Kedua bertentangan dengan Pasal 167 Ayat 1 Undang-Undang Nomor 7 Tahun 2017 tentang Pemilu. Pasal tersebut menegaskan bahwa pemilu dilaksanakan setiap lima tahun sekali.
"Saya rasa sudah sangat jelas, bila bertentangan dengan konstitusi dan UU, serta tidak diatur mekanismenya (penundaan pemilu) oleh peraturan perundang-undangan, maka lebih baik dihentikan saja. Jika dibiarkan, usulan penundaan pemilu hanya menjadi perbuatan melanggar konstitusi," ujar Hasanuddin.
Ketua Majelis Permusyawaratan Rakyat (MPR), Bambang Soesatyo, mengatakan, saat ini Indonesia tengah memasuki masa peralihan dan pemulihan dari pandemi Covid-19. Namun pada masa seperti ini, dia mempertanyakan tepat atau tidaknya pelaksanaan pemilihan umum (Pemilu) 2024.
"Ini juga harus dihitung betul apakah momentumnya tepat dalam era kita tengah berupaya melakukan recovery bersama terhadap situasi ini, dan antisipasi, adaptasi terhadap ancaman global seperti ekonomi, bencana alam," ujar pria yang akrab disapa Bamsoet itu dalam diskusi yang digelar Poltracking Indonesia, Kamis (8/12/2022).
Dia sendiri mengapresiasi kinerja pemerintahan Joko Widodo (Jokowi)-Ma'ruf Amin jelang berakhirnya 2022. Hal tersebut terbukti dari hasil survei Poltracking Indonesia, yang menunjukkan 73,2 persen publik puas terhadap kinerja pemerintahan.
Selanjutnya, dia mempertanyakan apakah kepuasan publik tersebut berkorelasi terhadap keinginan masyarakat untuk terus dipimpin oleh Jokowi. Baik lewat perpanjangan masa jabatan presiden atau tiga periode masa kepemimpinan.
Menurutnya, kinerja pemerintahan Jokowi-Ma'ruf terhambat oleh pandemi Covid-19 selama dua tahun.

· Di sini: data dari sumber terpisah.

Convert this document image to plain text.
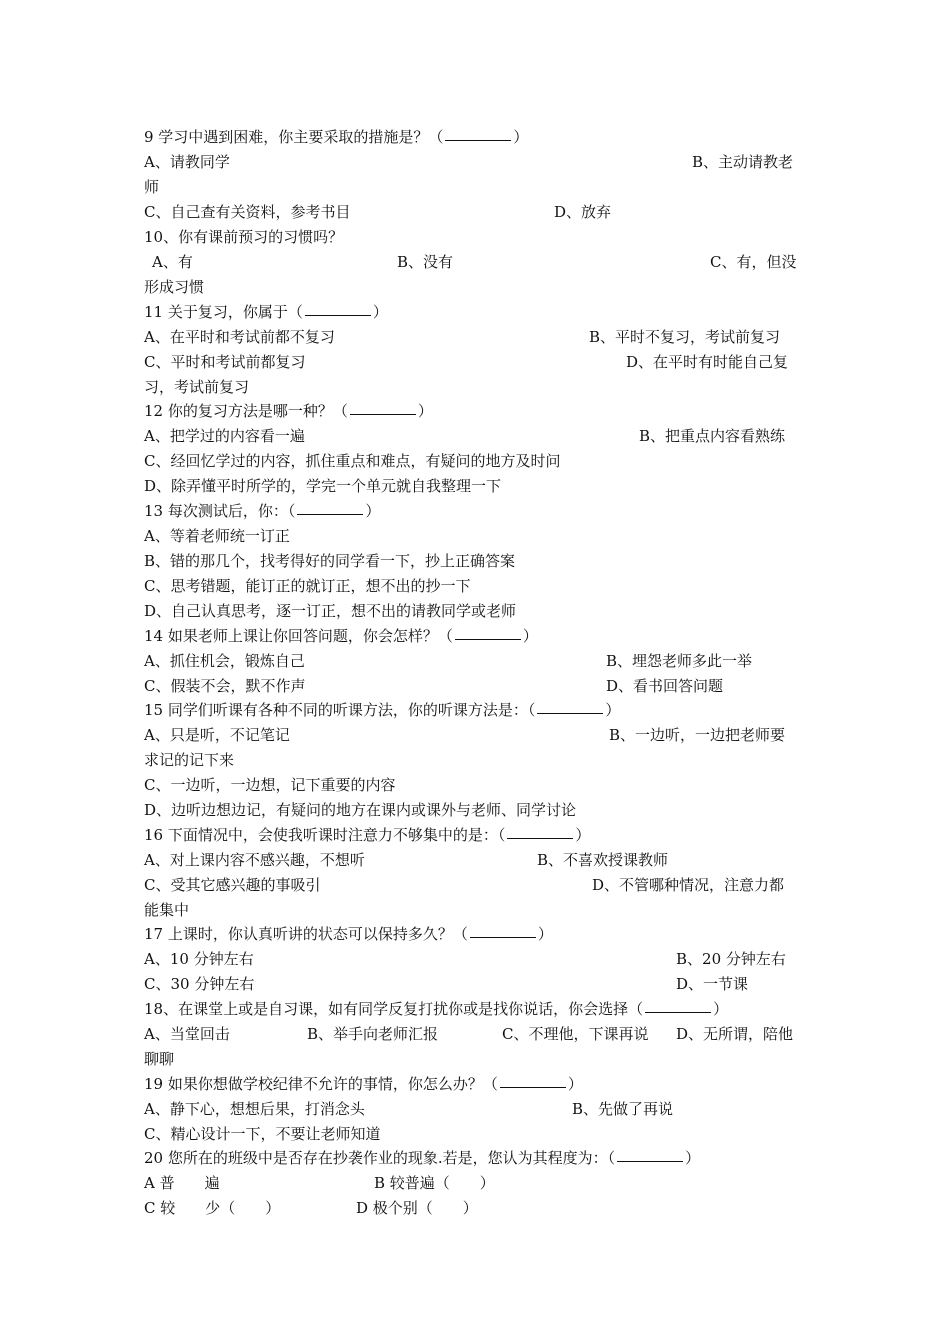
9 学习中遇到困难，你主要采取的措施是？（	）
A、请教同学	B、主动请教老
师
C、自己查有关资料，参考书目	D、放弃
10、你有课前预习的习惯吗？
A、有	B、没有	C、有，但没
形成习惯
11 关于复习，你属于（	）
A、在平时和考试前都不复习	B、平时不复习，考试前复习
C、平时和考试前都复习	D、在平时有时能自己复
习，考试前复习
12 你的复习方法是哪一种？（	）
A、把学过的内容看一遍	B、把重点内容看熟练
C、经回忆学过的内容，抓住重点和难点，有疑问的地方及时问
D、除弄懂平时所学的，学完一个单元就自我整理一下
13 每次测试后，你：（	）
A、等着老师统一订正
B、错的那几个，找考得好的同学看一下，抄上正确答案
C、思考错题，能订正的就订正，想不出的抄一下
D、自己认真思考，逐一订正，想不出的请教同学或老师
14 如果老师上课让你回答问题，你会怎样？（	）
A、抓住机会，锻炼自己	B、埋怨老师多此一举
C、假装不会，默不作声	D、看书回答问题
15 同学们听课有各种不同的听课方法，你的听课方法是：（	）
A、只是听，不记笔记	B、一边听，一边把老师要
求记的记下来
C、一边听，一边想，记下重要的内容
D、边听边想边记，有疑问的地方在课内或课外与老师、同学讨论
16 下面情况中，会使我听课时注意力不够集中的是：（	）
A、对上课内容不感兴趣，不想听	B、不喜欢授课教师
C、受其它感兴趣的事吸引	D、不管哪种情况，注意力都
能集中
17 上课时，你认真听讲的状态可以保持多久？（	）
A、10 分钟左右	B、20 分钟左右
C、30 分钟左右	D、一节课
18、在课堂上或是自习课，如有同学反复打扰你或是找你说话，你会选择（	）
A、当堂回击	B、举手向老师汇报	C、不理他，下课再说 D、无所谓，陪他
聊聊
19 如果你想做学校纪律不允许的事情，你怎么办？（	）
A、静下心，想想后果，打消念头	B、先做了再说
C、精心设计一下，不要让老师知道
20 您所在的班级中是否存在抄袭作业的现象.若是，您认为其程度为：（	）
A 普　　遍	B 较普遍（　　）
C 较　　少（　　）	D 极个别（　　）
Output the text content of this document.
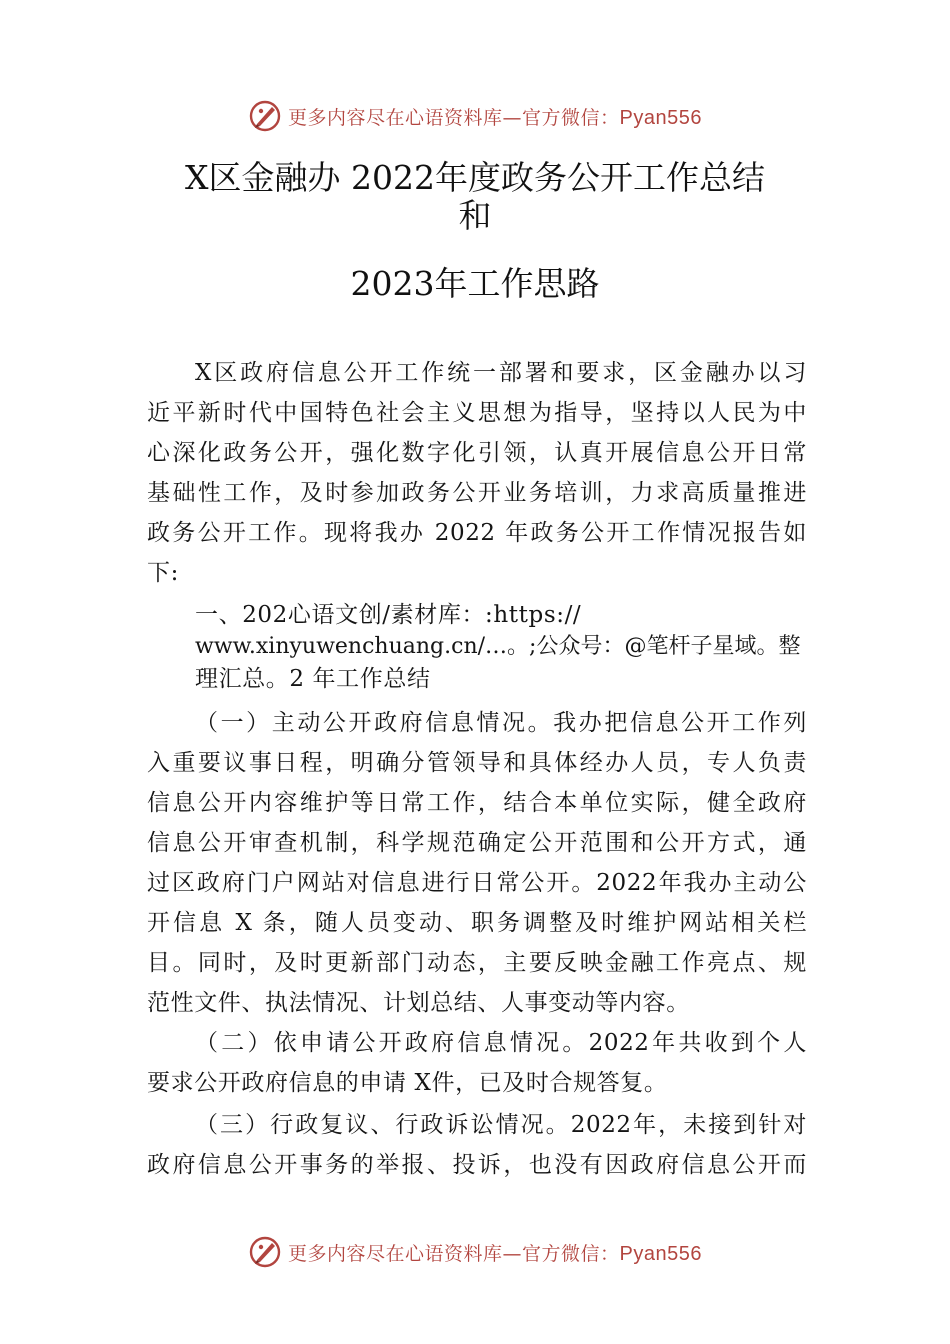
更多内容尽在心语资料库—官方微信：Pyan556
X区金融办 2022年度政务公开工作总结
和
2023年工作思路
X区政府信息公开工作统一部署和要求，区金融办以习
近平新时代中国特色社会主义思想为指导，坚持以人民为中
心深化政务公开，强化数字化引领，认真开展信息公开日常
基础性工作，及时参加政务公开业务培训，力求高质量推进
政务公开工作。现将我办 2022 年政务公开工作情况报告如
下:
一、202心语文创/素材库：:https://
www.xinyuwenchuang.cn/…。;公众号：@笔杆子星域。整
理汇总。2 年工作总结
（一）主动公开政府信息情况。我办把信息公开工作列
入重要议事日程，明确分管领导和具体经办人员，专人负责
信息公开内容维护等日常工作，结合本单位实际，健全政府
信息公开审查机制，科学规范确定公开范围和公开方式，通
过区政府门户网站对信息进行日常公开。2022年我办主动公
开信息 X 条，随人员变动、职务调整及时维护网站相关栏
目。同时，及时更新部门动态，主要反映金融工作亮点、规
范性文件、执法情况、计划总结、人事变动等内容。
（二）依申请公开政府信息情况。2022年共收到个人
要求公开政府信息的申请 X件，已及时合规答复。
（三）行政复议、行政诉讼情况。2022年，未接到针对
政府信息公开事务的举报、投诉，也没有因政府信息公开而
更多内容尽在心语资料库—官方微信：Pyan556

Hal itu menyebabkan kerja-kerja dari pemerintahan tak maksimal dalam merealisasikan visi dan misinya.
"Kita sama-sama tahu, deras sekali pro kontra di masyarakat, ada yang memperpanjang, ada yang mendorong tiga kali, tapi terlepas itu saya sendiri ingin tahu keinginan publik yang sebenarnya ini apa? Apakah kepuasan ini ada korelasinya dengan keinginan masyarakat, beliau tetap memimpin kita melewati masa transisi ini," ujar Bamsoet.